I’ve been using NiMH AA cells to power the amateur radio HTs on our bikes for the last several years, using homebrew 6- and 8-cell packs like this one. In addition, I cycle a handful of loose cells through the LED blinky headlights we use as rear markers.

I don’t lavish much care on the packs, although they generally get recharged before they’re completely flat… if only because the radios automatically enter a low-power mode that takes some fiddling to cancel. They’re charged on a homebrew C/10 charger, typically overnight, and are uniformly warm to the touch when I take them off the charger. Slow charging is reputedly bad for the cells, although everybody seems to agree that fast charging isn’t much better; I have a 4C charger that really puts the screws to 4 cells at once.
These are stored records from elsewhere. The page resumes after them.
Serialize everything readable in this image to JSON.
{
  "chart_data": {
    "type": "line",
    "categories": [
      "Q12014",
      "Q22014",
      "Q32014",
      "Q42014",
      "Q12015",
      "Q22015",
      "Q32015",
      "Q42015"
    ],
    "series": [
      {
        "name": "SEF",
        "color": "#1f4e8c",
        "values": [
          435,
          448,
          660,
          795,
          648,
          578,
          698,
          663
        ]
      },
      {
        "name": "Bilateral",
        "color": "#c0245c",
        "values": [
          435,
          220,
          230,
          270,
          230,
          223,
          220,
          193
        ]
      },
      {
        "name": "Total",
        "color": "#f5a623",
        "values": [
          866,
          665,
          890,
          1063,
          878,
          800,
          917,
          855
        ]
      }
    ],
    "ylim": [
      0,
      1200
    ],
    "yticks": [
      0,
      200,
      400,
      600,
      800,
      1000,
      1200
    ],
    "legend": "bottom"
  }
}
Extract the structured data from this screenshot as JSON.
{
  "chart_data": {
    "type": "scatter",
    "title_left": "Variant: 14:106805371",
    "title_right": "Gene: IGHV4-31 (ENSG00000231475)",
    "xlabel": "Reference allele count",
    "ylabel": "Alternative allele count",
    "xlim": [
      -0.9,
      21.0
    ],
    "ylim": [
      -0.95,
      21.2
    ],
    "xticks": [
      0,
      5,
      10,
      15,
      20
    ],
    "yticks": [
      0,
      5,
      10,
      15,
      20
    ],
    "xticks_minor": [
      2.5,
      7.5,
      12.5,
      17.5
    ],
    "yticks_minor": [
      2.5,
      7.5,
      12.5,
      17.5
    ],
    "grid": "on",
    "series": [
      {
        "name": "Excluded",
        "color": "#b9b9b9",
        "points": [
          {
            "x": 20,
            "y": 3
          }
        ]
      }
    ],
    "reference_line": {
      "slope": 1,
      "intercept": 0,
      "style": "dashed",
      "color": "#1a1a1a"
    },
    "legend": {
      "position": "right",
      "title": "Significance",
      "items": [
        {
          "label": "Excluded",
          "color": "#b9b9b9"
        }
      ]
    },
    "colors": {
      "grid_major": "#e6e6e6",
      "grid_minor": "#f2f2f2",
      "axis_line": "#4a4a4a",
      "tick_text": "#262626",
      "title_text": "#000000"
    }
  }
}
Over time the cells wear out and I’ve recently started figuring out which packs & cells to replace. I’m using a West Mountain Radio CBA II for the tests, running on our Token Windows Laptop. The X-axis divisions are its idea of how to do it; Gnuplot does a better job, but you get the general idea and exact numbers aren’t really important here.

Here’s a screen shot with all the discharge tests in one convenient lump. You’ll surely want to click on it for a legible legend…
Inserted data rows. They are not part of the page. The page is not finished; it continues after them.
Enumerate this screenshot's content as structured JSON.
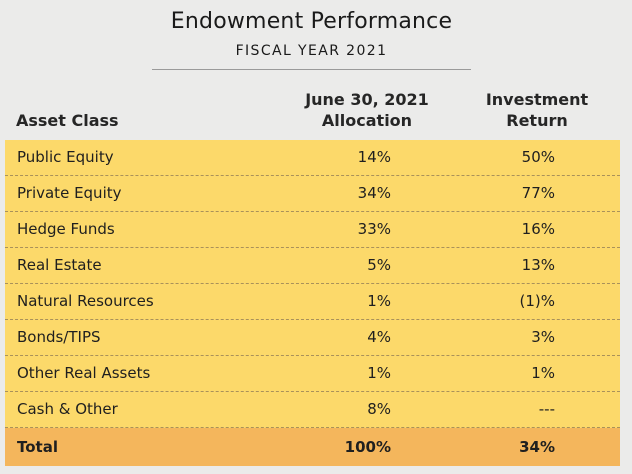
{
  "chart_data": {
    "type": "table",
    "title": "Endowment Performance",
    "subtitle": "FISCAL YEAR 2021",
    "columns": [
      "Asset Class",
      "June 30, 2021 Allocation",
      "Investment Return"
    ],
    "header": {
      "asset_class": "Asset Class",
      "allocation_line1": "June 30, 2021",
      "allocation_line2": "Allocation",
      "return_line1": "Investment",
      "return_line2": "Return"
    },
    "rows": [
      {
        "asset_class": "Public Equity",
        "allocation": "14%",
        "return": "50%"
      },
      {
        "asset_class": "Private Equity",
        "allocation": "34%",
        "return": "77%"
      },
      {
        "asset_class": "Hedge Funds",
        "allocation": "33%",
        "return": "16%"
      },
      {
        "asset_class": "Real Estate",
        "allocation": "5%",
        "return": "13%"
      },
      {
        "asset_class": "Natural Resources",
        "allocation": "1%",
        "return": "(1)%"
      },
      {
        "asset_class": "Bonds/TIPS",
        "allocation": "4%",
        "return": "3%"
      },
      {
        "asset_class": "Other Real Assets",
        "allocation": "1%",
        "return": "1%"
      },
      {
        "asset_class": "Cash & Other",
        "allocation": "8%",
        "return": "---"
      }
    ],
    "total": {
      "asset_class": "Total",
      "allocation": "100%",
      "return": "34%"
    },
    "colors": {
      "background": "#ebebea",
      "row_fill": "#fcd96a",
      "total_fill": "#f4b65c"
    }
  }
}
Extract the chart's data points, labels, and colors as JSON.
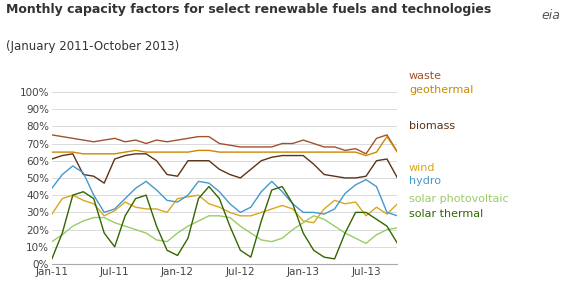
{
  "title": "Monthly capacity factors for select renewable fuels and technologies",
  "subtitle": "(January 2011-October 2013)",
  "x_labels": [
    "Jan-11",
    "Jul-11",
    "Jan-12",
    "Jul-12",
    "Jan-13",
    "Jul-13"
  ],
  "x_tick_positions": [
    0,
    6,
    12,
    18,
    24,
    30
  ],
  "series": {
    "waste": {
      "color": "#a0522d",
      "values": [
        75,
        74,
        73,
        72,
        71,
        72,
        73,
        71,
        72,
        70,
        72,
        71,
        72,
        73,
        74,
        74,
        70,
        69,
        68,
        68,
        68,
        68,
        70,
        70,
        72,
        70,
        68,
        68,
        66,
        67,
        64,
        73,
        75,
        65
      ]
    },
    "geothermal": {
      "color": "#cc8800",
      "values": [
        65,
        65,
        65,
        64,
        64,
        64,
        64,
        65,
        66,
        65,
        65,
        65,
        65,
        65,
        66,
        66,
        65,
        65,
        65,
        65,
        65,
        65,
        65,
        65,
        65,
        65,
        65,
        65,
        65,
        65,
        63,
        65,
        74,
        65
      ]
    },
    "biomass": {
      "color": "#5c3317",
      "values": [
        61,
        63,
        64,
        52,
        51,
        47,
        61,
        63,
        64,
        64,
        60,
        52,
        51,
        60,
        60,
        60,
        55,
        52,
        50,
        55,
        60,
        62,
        63,
        63,
        63,
        58,
        52,
        51,
        50,
        50,
        51,
        60,
        61,
        50
      ]
    },
    "wind": {
      "color": "#daa520",
      "values": [
        29,
        38,
        40,
        37,
        35,
        28,
        31,
        36,
        33,
        32,
        32,
        30,
        38,
        39,
        40,
        35,
        33,
        30,
        28,
        28,
        30,
        32,
        34,
        32,
        25,
        24,
        32,
        37,
        35,
        36,
        28,
        33,
        29,
        35
      ]
    },
    "hydro": {
      "color": "#4499cc",
      "values": [
        44,
        52,
        57,
        53,
        40,
        30,
        32,
        38,
        44,
        48,
        43,
        37,
        36,
        40,
        48,
        47,
        42,
        35,
        30,
        33,
        42,
        48,
        42,
        35,
        30,
        30,
        29,
        32,
        41,
        46,
        49,
        45,
        30,
        28
      ]
    },
    "solar_photovoltaic": {
      "color": "#99cc66",
      "values": [
        13,
        17,
        22,
        25,
        27,
        27,
        24,
        22,
        20,
        18,
        14,
        13,
        18,
        22,
        25,
        28,
        28,
        27,
        22,
        18,
        14,
        13,
        15,
        20,
        24,
        28,
        26,
        22,
        18,
        15,
        12,
        17,
        20,
        21
      ]
    },
    "solar_thermal": {
      "color": "#336600",
      "values": [
        3,
        18,
        40,
        42,
        38,
        18,
        10,
        28,
        38,
        40,
        22,
        8,
        5,
        15,
        38,
        45,
        38,
        22,
        8,
        4,
        25,
        43,
        45,
        35,
        18,
        8,
        4,
        3,
        18,
        30,
        30,
        26,
        22,
        12
      ]
    }
  },
  "legend": [
    {
      "label": "waste",
      "color": "#a0522d"
    },
    {
      "label": "geothermal",
      "color": "#cc8800"
    },
    {
      "label": "biomass",
      "color": "#5c3317"
    },
    {
      "label": "wind",
      "color": "#daa520"
    },
    {
      "label": "hydro",
      "color": "#4499cc"
    },
    {
      "label": "solar photovoltaic",
      "color": "#99cc66"
    },
    {
      "label": "solar thermal",
      "color": "#336600"
    }
  ],
  "ylim": [
    0,
    100
  ],
  "yticks": [
    0,
    10,
    20,
    30,
    40,
    50,
    60,
    70,
    80,
    90,
    100
  ],
  "bg_color": "#ffffff",
  "title_fontsize": 9,
  "subtitle_fontsize": 8.5,
  "axis_label_fontsize": 7.5,
  "legend_fontsize": 8
}
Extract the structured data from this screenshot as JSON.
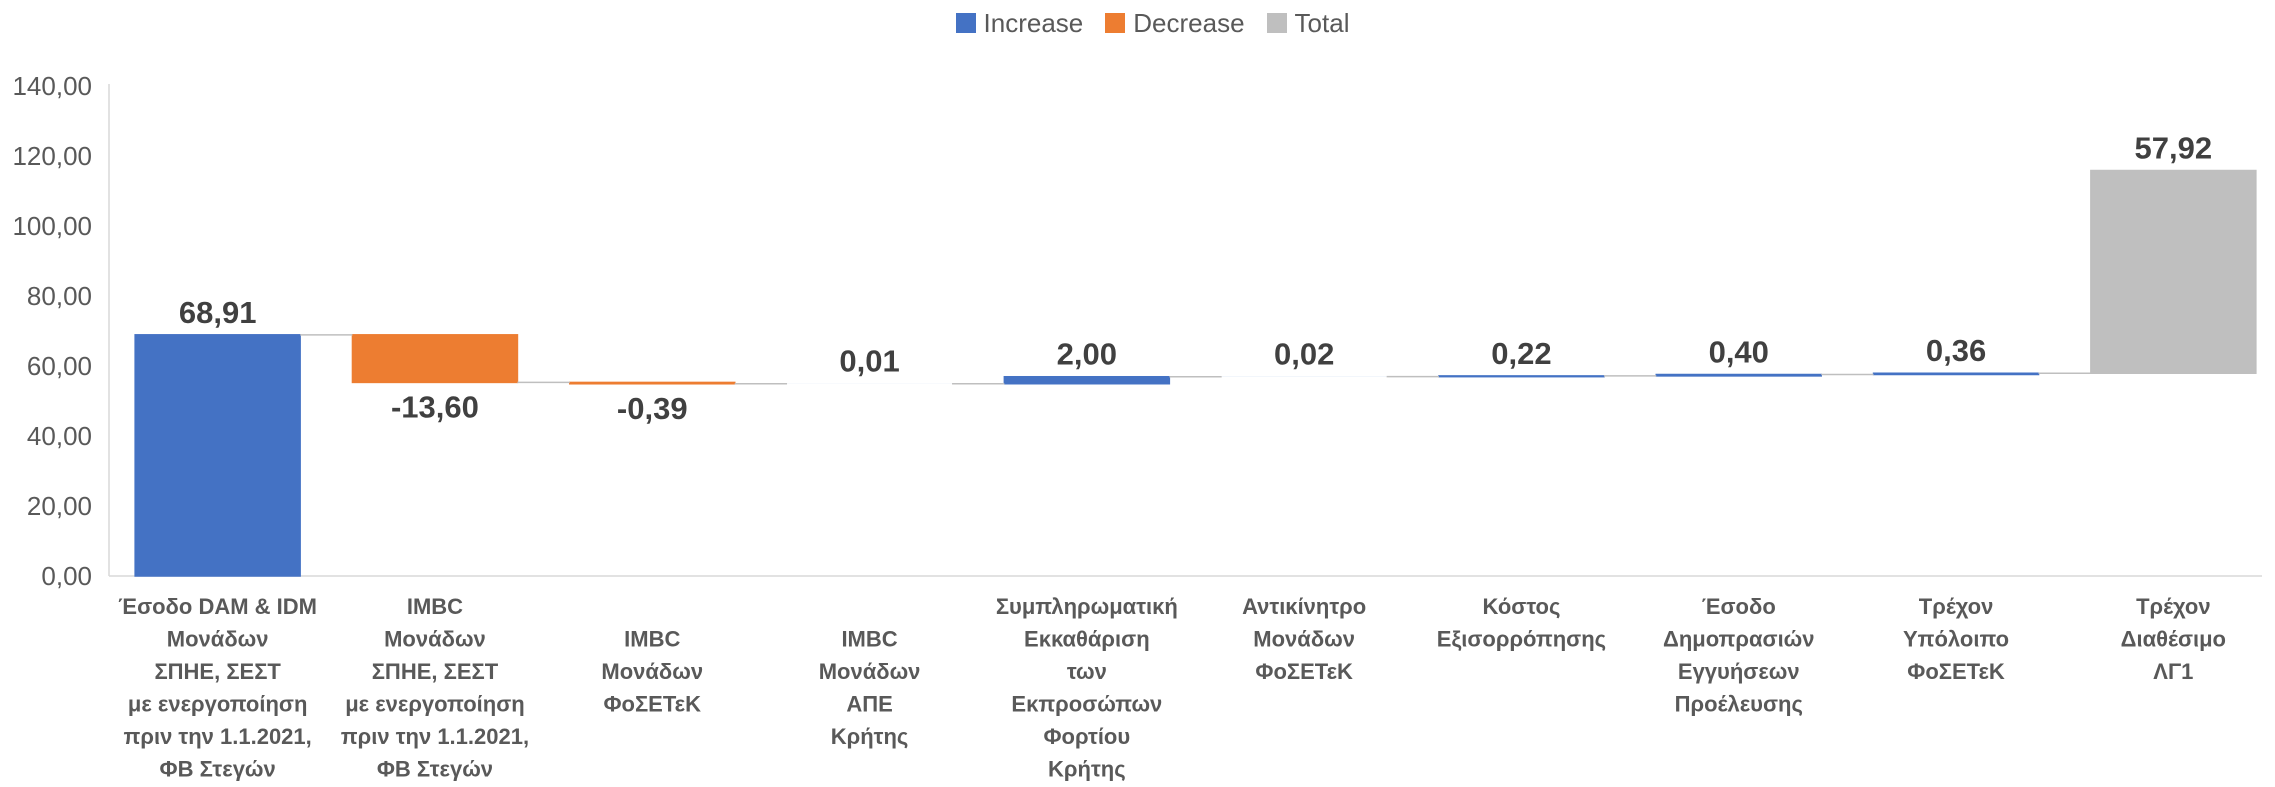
{
  "chart_data": {
    "type": "bar",
    "subtype": "waterfall",
    "categories": [
      [
        "Έσοδο DAM & IDM",
        "Μονάδων",
        "ΣΠΗΕ, ΣΕΣΤ",
        "με ενεργοποίηση",
        "πριν την 1.1.2021,",
        "ΦΒ Στεγών"
      ],
      [
        "IMBC",
        "Μονάδων",
        "ΣΠΗΕ, ΣΕΣΤ",
        "με ενεργοποίηση",
        "πριν την 1.1.2021,",
        "ΦΒ Στεγών"
      ],
      [
        "IMBC",
        "Μονάδων",
        "ΦοΣΕΤεΚ"
      ],
      [
        "IMBC",
        "Μονάδων",
        "ΑΠΕ",
        "Κρήτης"
      ],
      [
        "Συμπληρωματική",
        "Εκκαθάριση",
        "των",
        "Εκπροσώπων",
        "Φορτίου",
        "Κρήτης"
      ],
      [
        "Αντικίνητρο",
        "Μονάδων",
        "ΦοΣΕΤεΚ"
      ],
      [
        "Κόστος",
        "Εξισορρόπησης"
      ],
      [
        "Έσοδο",
        "Δημοπρασιών",
        "Εγγυήσεων",
        "Προέλευσης"
      ],
      [
        "Τρέχον",
        "Υπόλοιπο",
        "ΦοΣΕΤεΚ"
      ],
      [
        "Τρέχον",
        "Διαθέσιμο",
        "ΛΓ1"
      ]
    ],
    "values": [
      68.91,
      -13.6,
      -0.39,
      0.01,
      2.0,
      0.02,
      0.22,
      0.4,
      0.36,
      57.92
    ],
    "data_labels": [
      "68,91",
      "-13,60",
      "-0,39",
      "0,01",
      "2,00",
      "0,02",
      "0,22",
      "0,40",
      "0,36",
      "57,92"
    ],
    "bar_colors": [
      "#4472C4",
      "#ED7D31",
      "#ED7D31",
      "#4472C4",
      "#4472C4",
      "#4472C4",
      "#4472C4",
      "#4472C4",
      "#4472C4",
      "#BFBFBF"
    ],
    "legend": [
      {
        "label": "Increase",
        "color": "#4472C4"
      },
      {
        "label": "Decrease",
        "color": "#ED7D31"
      },
      {
        "label": "Total",
        "color": "#BFBFBF"
      }
    ],
    "legend_position": "top",
    "ylim": [
      0,
      140
    ],
    "yticks": [
      0,
      20,
      40,
      60,
      80,
      100,
      120,
      140
    ],
    "ytick_labels": [
      "0,00",
      "20,00",
      "40,00",
      "60,00",
      "80,00",
      "100,00",
      "120,00",
      "140,00"
    ],
    "grid": false,
    "connector_lines": true
  }
}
Pack Comparison - August 2009
Pack Comparison - August 2009

Some observations…

I’m using a 1 A (roughly C/2) discharge rate, because the radios draw about that much during transmit, although they run at 30-100 mA during receive. Battery capacity is inversely related to discharge rate and the usual highly over-optimistic advertised cell capacity is usually based on (at most) a C/5 or a much lower rate.

The shortest curves, the orange & black ones under 0.74 Ah, are two ancient 8-cell packs made from batteries.com cells. The cells actually have decent capacity, but the discharge voltage is much lower than it should be.

The black curve to the far right near 2.47 Ah is a freshly charged set of Tenergy 2.6 Ah cells that had been oops discharged completely flat. Other than this run, the Tenergy cells have been a major disappointment: the 6-cell packs near the bottom are running less than half their rated capacity and the 8-cell pack in blue isn’t much better.

The green & red traces out there to the right at 2.23 Ah are Duracell 2.65 Ah cells that are holding up remarkably well. Recent reviews indicate that Duracell (or whoever owns them these days) reformulated the chemistry early in 2009 and the new cells are crap. These cells are colored black-and-green, which seems to be different than the new ones.

The cluster of traces around 1.73 Ah are three 8-cell packs made from two dozen shiny-new Tenergy Ready-To-Use 2.3 Ah cells. I’m unimpressed so far, although they are still in their first dozen cycles. There’s obviously one weak cell in pack A that causes the abrupt fall-off in the two shortest times, but they’re all pretty much the same.

Given that we have three bikes and I want a backup pack for each bike, that works out to

8 cells/pack x 2 packs/bike x 3 bikes = 48 cells

I’d like to think that spending four bucks per cell bought you better cells, but the Duracell reformulation puts the kibosh on that notion. In any event, you can see this gets spendy pretty quickly…

I’ll run the best of the old cells in the blinky headlights, which run at a 50% duty cycle of 400 mA or so.